Wieder einmal ist es hoch interessant, wie sich Romanfiguren verselbständigen, und zwar gerade dann, wenn sich ein Text über mehrere Bücher erstreckt, also auch autorenbiografisch der Zeit unterliegt. Ein gutes Beispiel ist Tonio Ungefugger, für den einst *** und sein berühmt-berüchtigter Strukturvertrieb, den ich aus eigener Anschauung sehr genau kannte, als Vorlage dienten. Bis in die Farbgebungen hinein hab ich das nachgestellt, und das große Mainzer Bundesgeschäftstellenleitertreffen der EWG in THETIS ist nicht etwa Karikatur, sondern nahezu ein – freilich in die utopische Welt des Anderswelt-Projektes transponiertes – Protokoll. Im Roman stattete ich den Mann mit noch mehr Macht aus, als er ohnedies schon hatte, und setzte diese auf seine zweifelsfrei enorme, besonders auf schlichtere Gemüter wirkende Verführungskraft. Das übertrug ich auf Buenos Aires und den darbenden Osten Europas und politisierte schließlich, was in der „Realität“ bloßer Geldhunger war. Genau das hatte zur Folge, daß meine eindeutig ablehnende Haltung gegenüber dieser Figur bereits in THETIS schleichend zerfiel: Sie bekam einen zunehmend ambivalenten Charakter, tatsächlich Charakter nämlich, ob ich das wollte oder nicht. Plötzlich befand sich Ungefugger in tragischen Situationen, er wurde leidfähig und selber getrieben. Der Roman schuf aus dieser Figur ganz gegen meinen Willen einen Menschen. Hiergegen kann sich ein Dichter nicht wehren, will er auf die poetische Entwicklung hören, die sich ihm eingibt, die aus den Sätzen, aus unversehenen Einfällen springt, an die er anfangs gar nicht dachte und auch nicht denken konnte. Nun setzt sich das in ARGO fort, ja besonders die Verantwortung, die Ungefugger jetzt als Staatspräsident trägt, formt ihn zu einer mich selbst beeindruckenden Gestalt. Und dies, obwohl mir seine Politik alles andere als angenehm ist. Unter einem wie ihm wäre auch ich Myrmidone. Aber der Mann macht einem klar, was unter Staatsraison verstanden werden muß. Und bekommt genau darüber diesen sehr massiven mythischen Zug, den er selbst als Unsterblicher und trotz seines Eisblicks noch in THETIS nicht hatte. Da bestand er zu zwei Dritteln aus Gier und zu einem aus Kitsch. Nun ist er hart geworden und geworfen zugleich.

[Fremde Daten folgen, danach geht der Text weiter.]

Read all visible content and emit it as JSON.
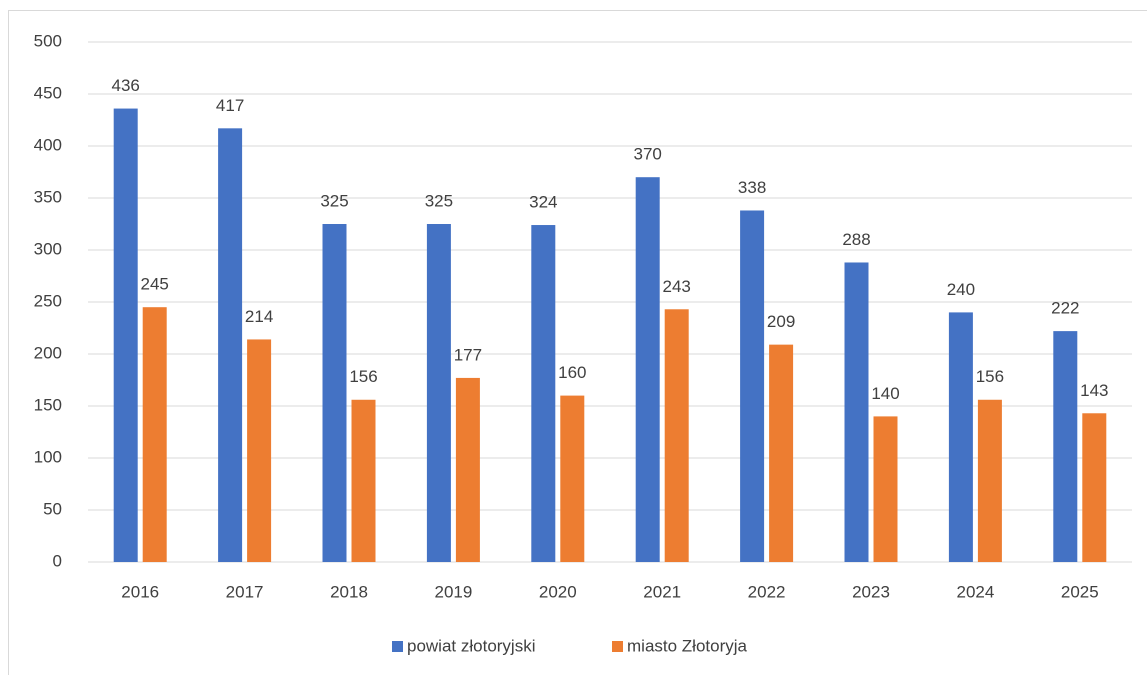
{
  "chart_data": {
    "type": "bar",
    "categories": [
      "2016",
      "2017",
      "2018",
      "2019",
      "2020",
      "2021",
      "2022",
      "2023",
      "2024",
      "2025"
    ],
    "series": [
      {
        "name": "powiat złotoryjski",
        "color": "#4472c4",
        "values": [
          436,
          417,
          325,
          325,
          324,
          370,
          338,
          288,
          240,
          222
        ]
      },
      {
        "name": "miasto Złotoryja",
        "color": "#ed7d31",
        "values": [
          245,
          214,
          156,
          177,
          160,
          243,
          209,
          140,
          156,
          143
        ]
      }
    ],
    "ylim": [
      0,
      500
    ],
    "yticks": [
      0,
      50,
      100,
      150,
      200,
      250,
      300,
      350,
      400,
      450,
      500
    ],
    "grid": true,
    "legend": "bottom"
  }
}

Etwas Analoges ist mit Elena Goltz vor sich gegangen und vor allem mit ihrem intriganten Mann. Eigentlich unterliegen nur Holomorfe (in ANDERSWELT sind das nach Menschen designte Computerprogramme) diesem Prozeß einer ständigen Wandlung nicht. Aber auch das ist nicht ganz wahr.
Darüber meditierend, wird mir bewußt, daß es in einem guten Roman böse Menschen nicht geben kann und imgrunde auch keine guten. Die handelnden Personen sind letztlich Strukturen und also solche – nicht als Erscheinung, aber in ihrem Wesen – durchweg allegorisch. Das heißt, sie sind tragisch. Der „gute“ Roman, also der gelungene, löst die Normen jeder moralischen Sicherheit auf. Schon deshalb wird er zwar immer politisch, nie aber parteipolitisch sein können.
Wenn ich diese Spekulation erkenntnistheoretisch auf unsere gesellschaftlichen Realitäten übertrage, dann wird jede Rede von einer „Achse des Bösen“ zu einer puren Propaganda, die nicht f r a g e n lassen will. Und weil die feste moralische Norm beruhigend ist, findet eine solche Propaganda immer ihre Wähler.